CRYPTO
Stay informed about the billion-dollar liquidation tsunami in the digital asset market and whether it marks the beginning of a downtrend or a temporary setback. Read about the impact on Bitcoin and Ethereum prices.

Over the past 24 hours, the volume of liquidation of digital asset trading positions has exceeded $1.5 billion, intensifying concerns about the market entering a downtrend. Despite this being the third time liquidation volume has crossed $1 billion in February, analysts remain hopeful for market recovery, predicting an upward trend until mid-2025. Bitcoin (BTC) yesterday dropped below $90,000 for the first time in three months due to heavy capital outflows from ETFs of this digital currency, indicating a decline in institutional investor interest. Ethereum (ETH) experienced the highest liquidation volume, partly due to the aftermath of the recent attack on the Bybit exchange. The sudden drop today also indicates an increase in severe market corrections. From the beginning of 2025, four major plunges have occurred within 24-hour intervals, all influenced by macroeconomic factors.
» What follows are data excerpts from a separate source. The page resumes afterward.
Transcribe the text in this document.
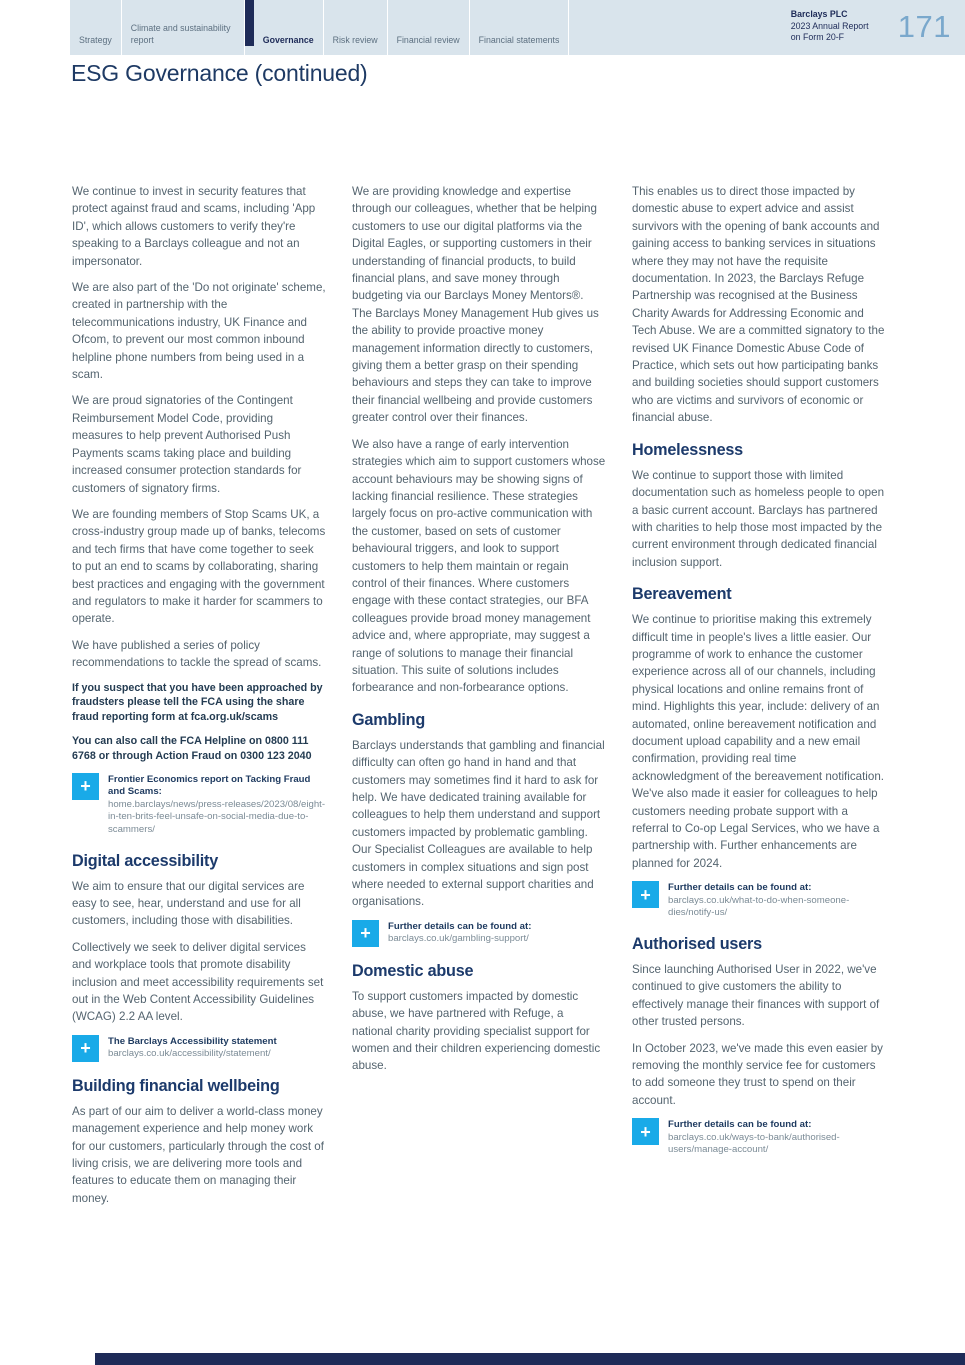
Strategy
Climate and sustainability report	Governance Risk review Financial review Financial statements
Barclays PLC
2023 Annual Report
on Form 20-F	171
ESG Governance (continued)

We continue to invest in security features that protect against fraud and scams, including 'App ID', which allows customers to verify they're speaking to a Barclays colleague and not an impersonator.

We are also part of the 'Do not originate' scheme, created in partnership with the telecommunications industry, UK Finance and Ofcom, to prevent our most common inbound helpline phone numbers from being used in a scam.

We are proud signatories of the Contingent Reimbursement Model Code, providing measures to help prevent Authorised Push Payments scams taking place and building increased consumer protection standards for customers of signatory firms.

We are founding members of Stop Scams UK, a cross-industry group made up of banks, telecoms and tech firms that have come together to seek to put an end to scams by collaborating, sharing best practices and engaging with the government and regulators to make it harder for scammers to operate.

We have published a series of policy recommendations to tackle the spread of scams.

If you suspect that you have been approached by fraudsters please tell the FCA using the share fraud reporting form at fca.org.uk/scams
You can also call the FCA Helpline on 0800 111 6768 or through Action Fraud on 0300 123 2040
+	Frontier Economics report on Tacking Fraud and Scams:
home.barclays/news/press-releases/2023/08/eight-in-ten-brits-feel-unsafe-on-social-media-due-to-scammers/
Digital accessibility

We aim to ensure that our digital services are easy to see, hear, understand and use for all customers, including those with disabilities.

Collectively we seek to deliver digital services and workplace tools that promote disability inclusion and meet accessibility requirements set out in the Web Content Accessibility Guidelines (WCAG) 2.2 AA level.

+	The Barclays Accessibility statement
barclays.co.uk/accessibility/statement/
Building financial wellbeing

As part of our aim to deliver a world-class money management experience and help money work for our customers, particularly through the cost of living crisis, we are delivering more tools and features to educate them on managing their money.

We are providing knowledge and expertise through our colleagues, whether that be helping customers to use our digital platforms via the Digital Eagles, or supporting customers in their understanding of financial products, to build financial plans, and save money through budgeting via our Barclays Money Mentors®. The Barclays Money Management Hub gives us the ability to provide proactive money management information directly to customers, giving them a better grasp on their spending behaviours and steps they can take to improve their financial wellbeing and provide customers greater control over their finances.

We also have a range of early intervention strategies which aim to support customers whose account behaviours may be showing signs of lacking financial resilience. These strategies largely focus on pro-active communication with the customer, based on sets of customer behavioural triggers, and look to support customers to help them maintain or regain control of their finances. Where customers engage with these contact strategies, our BFA colleagues provide broad money management advice and, where appropriate, may suggest a range of solutions to manage their financial situation. This suite of solutions includes forbearance and non-forbearance options.

Gambling

Barclays understands that gambling and financial difficulty can often go hand in hand and that customers may sometimes find it hard to ask for help. We have dedicated training available for colleagues to help them understand and support customers impacted by problematic gambling. Our Specialist Colleagues are available to help customers in complex situations and sign post where needed to external support charities and organisations.

+	Further details can be found at:
barclays.co.uk/gambling-support/
Domestic abuse

To support customers impacted by domestic abuse, we have partnered with Refuge, a national charity providing specialist support for women and their children experiencing domestic abuse.

This enables us to direct those impacted by domestic abuse to expert advice and assist survivors with the opening of bank accounts and gaining access to banking services in situations where they may not have the requisite documentation. In 2023, the Barclays Refuge Partnership was recognised at the Business Charity Awards for Addressing Economic and Tech Abuse. We are a committed signatory to the revised UK Finance Domestic Abuse Code of Practice, which sets out how participating banks and building societies should support customers who are victims and survivors of economic or financial abuse.

Homelessness

We continue to support those with limited documentation such as homeless people to open a basic current account. Barclays has partnered with charities to help those most impacted by the current environment through dedicated financial inclusion support.

Bereavement

We continue to prioritise making this extremely difficult time in people's lives a little easier. Our programme of work to enhance the customer experience across all of our channels, including physical locations and online remains front of mind. Highlights this year, include: delivery of an automated, online bereavement notification and document upload capability and a new email confirmation, providing real time acknowledgment of the bereavement notification. We've also made it easier for colleagues to help customers needing probate support with a referral to Co-op Legal Services, who we have a partnership with. Further enhancements are planned for 2024.

+	Further details can be found at:
barclays.co.uk/what-to-do-when-someone-dies/notify-us/
Authorised users

Since launching Authorised User in 2022, we've continued to give customers the ability to effectively manage their finances with support of other trusted persons.

In October 2023, we've made this even easier by removing the monthly service fee for customers to add someone they trust to spend on their account.

+	Further details can be found at:
barclays.co.uk/ways-to-bank/authorised-users/manage-account/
Although the market quickly recovers after each plunge, repeated occurrences suggest rapid shifts in traders’ sentiments. The fear and greed index confirms these fluctuations, showing that market sentiments hit their lowest levels in 2025. However, some market participants maintain a positive outlook. Binance CEO, Richard Tang, considers these developments a tactical retreat, emphasizing that the market fundamentals remain strong. He also believes that current corrections can provide good opportunities for experienced investors. Meanwhile, crypto-related political movements are expanding, and institutional investors still show interest in this sector. Binance data also confirm continuous growth in new users. Therefore, it seems that after this liquidation wave subsides, the digital currency market will prepare itself for larger growth opportunities.